Add a little accelerant to your torch

stoke is a lightweight wrapper for PyTorch that provides a simple declarative API for context switching between devices (e.g. CPU, GPU), distributed modes, mixed-precision, and PyTorch extensions. This allows you to switch from local full-precision CPU to mixed-precision distributed multi-GPU with extensions (like optimizer state sharding) by simply changing a few declarative flags. Additionally, stoke exposes configuration settings for every underlying backend for those that want configurability and raw access to the underlying libraries.

In short, stoke is the best of PyTorch Lightning Accelerators disconnected from the rest of PyTorch Lightning.
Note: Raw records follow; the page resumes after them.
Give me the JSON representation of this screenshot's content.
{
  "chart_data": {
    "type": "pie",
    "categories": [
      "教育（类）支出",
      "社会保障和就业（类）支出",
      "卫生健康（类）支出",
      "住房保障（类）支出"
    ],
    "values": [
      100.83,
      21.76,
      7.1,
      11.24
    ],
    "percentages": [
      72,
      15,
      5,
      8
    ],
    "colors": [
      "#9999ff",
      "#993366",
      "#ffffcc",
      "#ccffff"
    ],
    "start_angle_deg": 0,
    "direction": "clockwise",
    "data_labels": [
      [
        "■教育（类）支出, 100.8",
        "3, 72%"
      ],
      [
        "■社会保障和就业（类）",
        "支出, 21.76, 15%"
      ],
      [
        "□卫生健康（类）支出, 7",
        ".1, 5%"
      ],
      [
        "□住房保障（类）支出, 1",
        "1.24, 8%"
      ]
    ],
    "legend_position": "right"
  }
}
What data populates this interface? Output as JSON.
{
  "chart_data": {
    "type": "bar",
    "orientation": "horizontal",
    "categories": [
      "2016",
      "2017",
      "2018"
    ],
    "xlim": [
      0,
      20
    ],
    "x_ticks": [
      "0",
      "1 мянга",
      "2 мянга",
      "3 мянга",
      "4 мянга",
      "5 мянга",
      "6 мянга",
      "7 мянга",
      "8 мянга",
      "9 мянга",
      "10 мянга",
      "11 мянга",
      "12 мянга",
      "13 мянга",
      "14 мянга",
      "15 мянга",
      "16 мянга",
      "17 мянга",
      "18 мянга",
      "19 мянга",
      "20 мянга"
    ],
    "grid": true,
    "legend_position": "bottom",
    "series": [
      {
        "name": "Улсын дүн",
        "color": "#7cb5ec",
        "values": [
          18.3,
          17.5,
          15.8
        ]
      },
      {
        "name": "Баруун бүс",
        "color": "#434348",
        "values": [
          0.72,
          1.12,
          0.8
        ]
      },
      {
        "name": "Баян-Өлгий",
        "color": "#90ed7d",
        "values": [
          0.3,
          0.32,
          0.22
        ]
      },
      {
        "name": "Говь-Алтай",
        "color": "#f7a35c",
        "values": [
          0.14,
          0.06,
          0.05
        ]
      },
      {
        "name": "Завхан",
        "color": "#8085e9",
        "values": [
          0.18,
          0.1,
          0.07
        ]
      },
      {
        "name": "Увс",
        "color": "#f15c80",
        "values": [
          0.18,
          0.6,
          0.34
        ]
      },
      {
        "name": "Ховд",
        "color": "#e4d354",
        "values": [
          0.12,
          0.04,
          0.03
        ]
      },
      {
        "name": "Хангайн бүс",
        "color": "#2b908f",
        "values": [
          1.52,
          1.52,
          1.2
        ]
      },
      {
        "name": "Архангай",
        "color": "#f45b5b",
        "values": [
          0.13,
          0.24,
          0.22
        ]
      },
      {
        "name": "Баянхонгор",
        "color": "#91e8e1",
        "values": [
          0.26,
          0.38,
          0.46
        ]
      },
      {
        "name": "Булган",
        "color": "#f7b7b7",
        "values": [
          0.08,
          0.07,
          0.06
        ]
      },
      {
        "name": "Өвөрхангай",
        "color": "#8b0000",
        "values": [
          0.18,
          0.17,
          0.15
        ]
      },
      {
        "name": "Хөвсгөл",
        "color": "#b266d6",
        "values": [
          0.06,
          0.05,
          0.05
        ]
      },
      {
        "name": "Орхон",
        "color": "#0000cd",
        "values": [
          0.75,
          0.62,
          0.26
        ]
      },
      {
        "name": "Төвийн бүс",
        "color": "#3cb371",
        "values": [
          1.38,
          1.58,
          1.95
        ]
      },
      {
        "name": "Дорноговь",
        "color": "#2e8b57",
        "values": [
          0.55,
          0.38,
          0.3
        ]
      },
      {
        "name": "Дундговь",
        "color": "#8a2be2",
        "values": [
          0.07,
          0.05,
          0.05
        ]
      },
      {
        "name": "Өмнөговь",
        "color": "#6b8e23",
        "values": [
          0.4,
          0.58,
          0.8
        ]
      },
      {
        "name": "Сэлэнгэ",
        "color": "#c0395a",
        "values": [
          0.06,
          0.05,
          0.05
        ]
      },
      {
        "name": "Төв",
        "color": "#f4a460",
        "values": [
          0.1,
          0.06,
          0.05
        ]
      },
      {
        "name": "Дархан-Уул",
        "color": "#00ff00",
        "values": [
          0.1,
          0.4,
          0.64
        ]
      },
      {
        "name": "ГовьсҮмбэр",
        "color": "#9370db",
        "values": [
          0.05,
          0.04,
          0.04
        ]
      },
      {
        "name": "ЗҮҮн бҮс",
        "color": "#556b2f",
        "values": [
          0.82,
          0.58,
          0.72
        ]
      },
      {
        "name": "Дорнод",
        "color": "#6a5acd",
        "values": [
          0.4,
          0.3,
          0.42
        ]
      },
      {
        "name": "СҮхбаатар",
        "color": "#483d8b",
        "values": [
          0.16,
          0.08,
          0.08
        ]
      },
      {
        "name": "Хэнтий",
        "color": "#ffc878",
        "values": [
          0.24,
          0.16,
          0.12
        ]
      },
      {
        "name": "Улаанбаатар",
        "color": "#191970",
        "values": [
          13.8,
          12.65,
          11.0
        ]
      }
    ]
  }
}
Write whatever PyTorch code you want, but leave device and backend context switching to stoke.



  • Declarative style API -- allows you to declare or specify the desired state and let stoke handle the rest
  • Mirrors base PyTorch style model, loss, backward, and step calls
  • Automatic device placement of model(s) and data
  • Universal interface for saving and loading regardless of backend(s) or device
  • Automatic handling of gradient accumulation and clipping
  • Common attrs interface for all backend configuration parameters (with docstrings)
  • Helper methods for printing synced losses, device specific print, number of model parameters
  • Extra(s) - Custom BucketedDistributedSampler which buckets data by a sorted idx and then randomly samples from specific bucket(s) to prevent situations like grossly mismatched sequence length leading to wasted computational overhead (ie excess padding)